Lack of awareness among people regarding CC and DRR, lack of comprehensive policy on disaster risk reduction and management, lack of strategic planning for prevention and preparedness, socio-cultural challenges, culture of submission to divinity, and use of natural resources, settlement behavior are some of the other challenges.
There is a huge gap in private and public sectors. There is the need to increase engagement with private sector stakeholders including banks, and insurance companies, as they are the key elements of achieving real progress in this regard. Along with the government relief package, banks and insurance companies can provide services to victims promptly, efficiently and effectively. There is also the need to encourage appropriate risk transfer mechanisms like micro-insurance and micro-finance mechanisms to build a culture of risk reduction and mitigation at community level.

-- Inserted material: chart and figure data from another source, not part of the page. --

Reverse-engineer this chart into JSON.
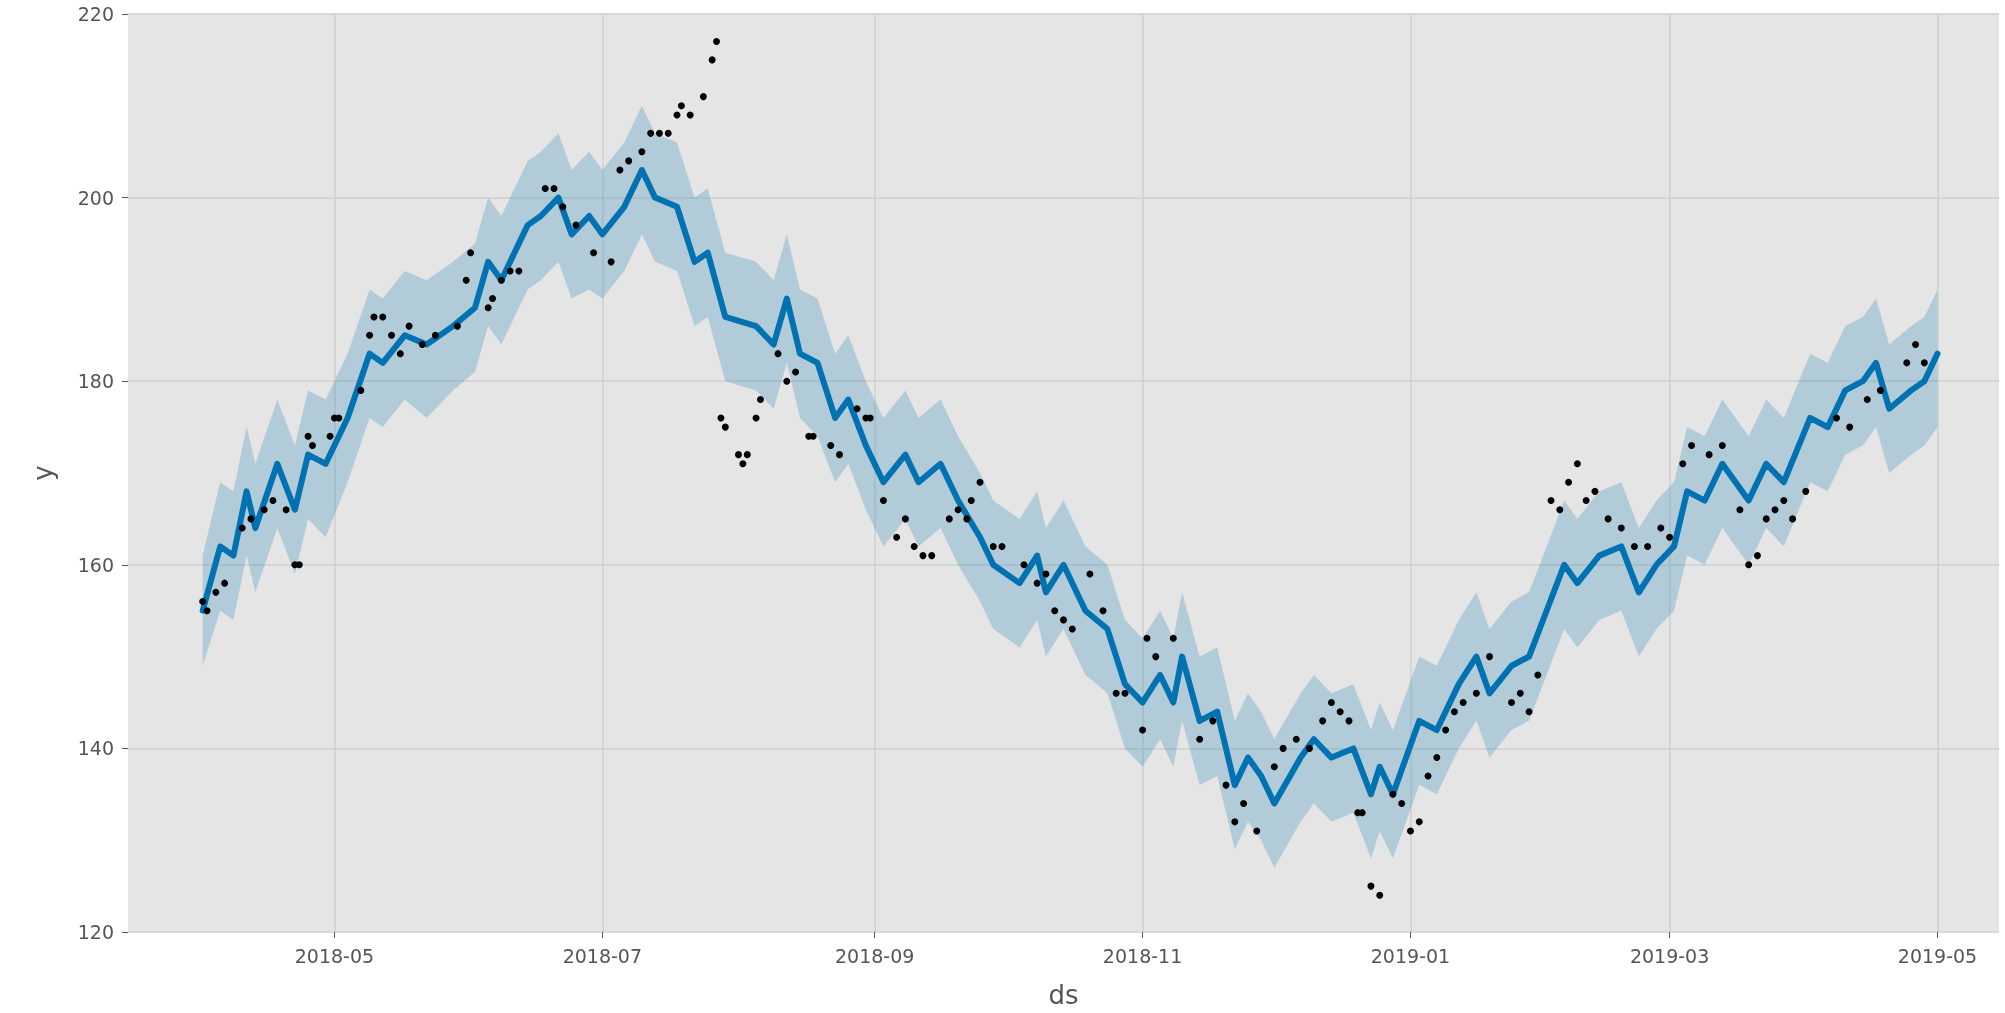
{
  "chart_data": {
    "type": "scatter",
    "xlabel": "ds",
    "ylabel": "y",
    "xlim": [
      "2018-03-15",
      "2019-05-15"
    ],
    "xticks": [
      "2018-05",
      "2018-07",
      "2018-09",
      "2018-11",
      "2019-01",
      "2019-03",
      "2019-05"
    ],
    "ylim": [
      120,
      220
    ],
    "yticks": [
      120,
      140,
      160,
      180,
      200,
      220
    ],
    "grid": true,
    "series": [
      {
        "type": "line",
        "color": "#0072b2",
        "marker": "none",
        "line_style": "solid",
        "x": [
          "2018-04-01",
          "2018-04-05",
          "2018-04-08",
          "2018-04-11",
          "2018-04-13",
          "2018-04-18",
          "2018-04-22",
          "2018-04-25",
          "2018-04-29",
          "2018-05-04",
          "2018-05-09",
          "2018-05-12",
          "2018-05-17",
          "2018-05-22",
          "2018-05-28",
          "2018-06-02",
          "2018-06-05",
          "2018-06-08",
          "2018-06-14",
          "2018-06-17",
          "2018-06-21",
          "2018-06-24",
          "2018-06-28",
          "2018-07-01",
          "2018-07-06",
          "2018-07-10",
          "2018-07-13",
          "2018-07-18",
          "2018-07-22",
          "2018-07-25",
          "2018-07-29",
          "2018-08-05",
          "2018-08-09",
          "2018-08-12",
          "2018-08-15",
          "2018-08-19",
          "2018-08-23",
          "2018-08-26",
          "2018-08-30",
          "2018-09-03",
          "2018-09-08",
          "2018-09-11",
          "2018-09-16",
          "2018-09-20",
          "2018-09-25",
          "2018-09-28",
          "2018-10-04",
          "2018-10-08",
          "2018-10-10",
          "2018-10-14",
          "2018-10-19",
          "2018-10-24",
          "2018-10-28",
          "2018-11-01",
          "2018-11-05",
          "2018-11-08",
          "2018-11-10",
          "2018-11-14",
          "2018-11-18",
          "2018-11-22",
          "2018-11-25",
          "2018-11-28",
          "2018-12-01",
          "2018-12-07",
          "2018-12-10",
          "2018-12-14",
          "2018-12-19",
          "2018-12-23",
          "2018-12-25",
          "2018-12-28",
          "2019-01-03",
          "2019-01-07",
          "2019-01-12",
          "2019-01-16",
          "2019-01-19",
          "2019-01-24",
          "2019-01-28",
          "2019-02-01",
          "2019-02-05",
          "2019-02-08",
          "2019-02-13",
          "2019-02-18",
          "2019-02-22",
          "2019-02-26",
          "2019-03-02",
          "2019-03-05",
          "2019-03-09",
          "2019-03-13",
          "2019-03-19",
          "2019-03-23",
          "2019-03-27",
          "2019-04-02",
          "2019-04-06",
          "2019-04-10",
          "2019-04-14",
          "2019-04-17",
          "2019-04-20",
          "2019-04-25",
          "2019-04-28",
          "2019-05-01"
        ],
        "values": [
          155,
          162,
          161,
          168,
          164,
          171,
          166,
          172,
          171,
          176,
          183,
          182,
          185,
          184,
          186,
          188,
          193,
          191,
          197,
          198,
          200,
          196,
          198,
          196,
          199,
          203,
          200,
          199,
          193,
          194,
          187,
          186,
          184,
          189,
          183,
          182,
          176,
          178,
          173,
          169,
          172,
          169,
          171,
          167,
          163,
          160,
          158,
          161,
          157,
          160,
          155,
          153,
          147,
          145,
          148,
          145,
          150,
          143,
          144,
          136,
          139,
          137,
          134,
          139,
          141,
          139,
          140,
          135,
          138,
          135,
          143,
          142,
          147,
          150,
          146,
          149,
          150,
          155,
          160,
          158,
          161,
          162,
          157,
          160,
          162,
          168,
          167,
          171,
          167,
          171,
          169,
          176,
          175,
          179,
          180,
          182,
          177,
          179,
          180,
          183
        ],
        "lower": [
          149,
          155,
          154,
          161,
          157,
          164,
          159,
          165,
          163,
          169,
          176,
          175,
          178,
          176,
          179,
          181,
          186,
          184,
          190,
          191,
          193,
          189,
          190,
          189,
          192,
          196,
          193,
          192,
          186,
          187,
          180,
          179,
          177,
          182,
          176,
          174,
          169,
          171,
          166,
          162,
          165,
          162,
          164,
          160,
          156,
          153,
          151,
          154,
          150,
          153,
          148,
          146,
          140,
          138,
          141,
          138,
          143,
          136,
          137,
          129,
          132,
          130,
          127,
          132,
          134,
          132,
          133,
          128,
          131,
          128,
          136,
          135,
          140,
          143,
          139,
          142,
          143,
          148,
          153,
          151,
          154,
          155,
          150,
          153,
          155,
          161,
          160,
          164,
          160,
          164,
          162,
          169,
          168,
          172,
          173,
          175,
          170,
          172,
          173,
          175
        ],
        "upper": [
          161,
          169,
          168,
          175,
          171,
          178,
          173,
          179,
          178,
          183,
          190,
          189,
          192,
          191,
          193,
          195,
          200,
          198,
          204,
          205,
          207,
          203,
          205,
          203,
          206,
          210,
          207,
          206,
          200,
          201,
          194,
          193,
          191,
          196,
          190,
          189,
          183,
          185,
          180,
          176,
          179,
          176,
          178,
          174,
          170,
          167,
          165,
          168,
          164,
          167,
          162,
          160,
          154,
          152,
          155,
          152,
          157,
          150,
          151,
          143,
          146,
          144,
          141,
          146,
          148,
          146,
          147,
          142,
          145,
          142,
          150,
          149,
          154,
          157,
          153,
          156,
          157,
          162,
          167,
          165,
          168,
          169,
          164,
          167,
          169,
          175,
          174,
          178,
          174,
          178,
          176,
          183,
          182,
          186,
          187,
          189,
          184,
          186,
          187,
          190
        ]
      },
      {
        "color": "#000000",
        "marker": "circle",
        "x": [
          "2018-04-01",
          "2018-04-02",
          "2018-04-04",
          "2018-04-06",
          "2018-04-10",
          "2018-04-12",
          "2018-04-15",
          "2018-04-17",
          "2018-04-20",
          "2018-04-22",
          "2018-04-23",
          "2018-04-25",
          "2018-04-26",
          "2018-04-30",
          "2018-05-01",
          "2018-05-02",
          "2018-05-07",
          "2018-05-09",
          "2018-05-10",
          "2018-05-12",
          "2018-05-14",
          "2018-05-16",
          "2018-05-18",
          "2018-05-21",
          "2018-05-24",
          "2018-05-29",
          "2018-05-31",
          "2018-06-01",
          "2018-06-05",
          "2018-06-06",
          "2018-06-08",
          "2018-06-10",
          "2018-06-12",
          "2018-06-18",
          "2018-06-20",
          "2018-06-22",
          "2018-06-25",
          "2018-06-29",
          "2018-07-03",
          "2018-07-05",
          "2018-07-07",
          "2018-07-10",
          "2018-07-12",
          "2018-07-14",
          "2018-07-16",
          "2018-07-18",
          "2018-07-19",
          "2018-07-21",
          "2018-07-24",
          "2018-07-26",
          "2018-07-27",
          "2018-07-28",
          "2018-07-29",
          "2018-08-01",
          "2018-08-02",
          "2018-08-03",
          "2018-08-05",
          "2018-08-06",
          "2018-08-10",
          "2018-08-12",
          "2018-08-14",
          "2018-08-17",
          "2018-08-18",
          "2018-08-22",
          "2018-08-24",
          "2018-08-28",
          "2018-08-30",
          "2018-08-31",
          "2018-09-03",
          "2018-09-06",
          "2018-09-08",
          "2018-09-10",
          "2018-09-12",
          "2018-09-14",
          "2018-09-18",
          "2018-09-20",
          "2018-09-22",
          "2018-09-23",
          "2018-09-25",
          "2018-09-28",
          "2018-09-30",
          "2018-10-05",
          "2018-10-08",
          "2018-10-10",
          "2018-10-12",
          "2018-10-14",
          "2018-10-16",
          "2018-10-20",
          "2018-10-23",
          "2018-10-26",
          "2018-10-28",
          "2018-11-01",
          "2018-11-02",
          "2018-11-04",
          "2018-11-08",
          "2018-11-14",
          "2018-11-17",
          "2018-11-20",
          "2018-11-22",
          "2018-11-24",
          "2018-11-27",
          "2018-12-01",
          "2018-12-03",
          "2018-12-06",
          "2018-12-09",
          "2018-12-12",
          "2018-12-14",
          "2018-12-16",
          "2018-12-18",
          "2018-12-20",
          "2018-12-21",
          "2018-12-23",
          "2018-12-25",
          "2018-12-28",
          "2018-12-30",
          "2019-01-01",
          "2019-01-03",
          "2019-01-05",
          "2019-01-07",
          "2019-01-09",
          "2019-01-11",
          "2019-01-13",
          "2019-01-16",
          "2019-01-19",
          "2019-01-24",
          "2019-01-26",
          "2019-01-28",
          "2019-01-30",
          "2019-02-02",
          "2019-02-04",
          "2019-02-06",
          "2019-02-08",
          "2019-02-10",
          "2019-02-12",
          "2019-02-15",
          "2019-02-18",
          "2019-02-21",
          "2019-02-24",
          "2019-02-27",
          "2019-03-01",
          "2019-03-04",
          "2019-03-06",
          "2019-03-10",
          "2019-03-13",
          "2019-03-17",
          "2019-03-19",
          "2019-03-21",
          "2019-03-23",
          "2019-03-25",
          "2019-03-27",
          "2019-03-29",
          "2019-04-01",
          "2019-04-08",
          "2019-04-11",
          "2019-04-15",
          "2019-04-18",
          "2019-04-24",
          "2019-04-26",
          "2019-04-28"
        ],
        "values": [
          156,
          155,
          157,
          158,
          164,
          165,
          166,
          167,
          166,
          160,
          160,
          174,
          173,
          174,
          176,
          176,
          179,
          185,
          187,
          187,
          185,
          183,
          186,
          184,
          185,
          186,
          191,
          194,
          188,
          189,
          191,
          192,
          192,
          201,
          201,
          199,
          197,
          194,
          193,
          203,
          204,
          205,
          207,
          207,
          207,
          209,
          210,
          209,
          211,
          215,
          217,
          176,
          175,
          172,
          171,
          172,
          176,
          178,
          183,
          180,
          181,
          174,
          174,
          173,
          172,
          177,
          176,
          176,
          167,
          163,
          165,
          162,
          161,
          161,
          165,
          166,
          165,
          167,
          169,
          162,
          162,
          160,
          158,
          159,
          155,
          154,
          153,
          159,
          155,
          146,
          146,
          142,
          152,
          150,
          152,
          141,
          143,
          136,
          132,
          134,
          131,
          138,
          140,
          141,
          140,
          143,
          145,
          144,
          143,
          133,
          133,
          125,
          124,
          135,
          134,
          131,
          132,
          137,
          139,
          142,
          144,
          145,
          146,
          150,
          145,
          146,
          144,
          148,
          167,
          166,
          169,
          171,
          167,
          168,
          165,
          164,
          162,
          162,
          164,
          163,
          171,
          173,
          172,
          173,
          166,
          160,
          161,
          165,
          166,
          167,
          165,
          168,
          176,
          175,
          178,
          179,
          182,
          184,
          182
        ]
      }
    ]
  }
}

There is the need to have an institution for capacity building with the establishment of a National Training Institution for other stake holders also. A key activity required in DRM is to train those newly appointed disaster managers responsible to conduct the DRM process at the national and district levels.
Nepal has had a long history since it introduced Disaster Management as its development priority. This analysis has found coordination lacking in rescue and rehabilitation work during disasters. There is no effective mechanism to prevent the duplication of work in the disaster-hit areas. This lack of coordination has impacted the process of mainstreaming DRM and Climate Risk Management (CRM) into the development process in Nepal. There is a huge gap between DRM and Climate change implementation in Nepal.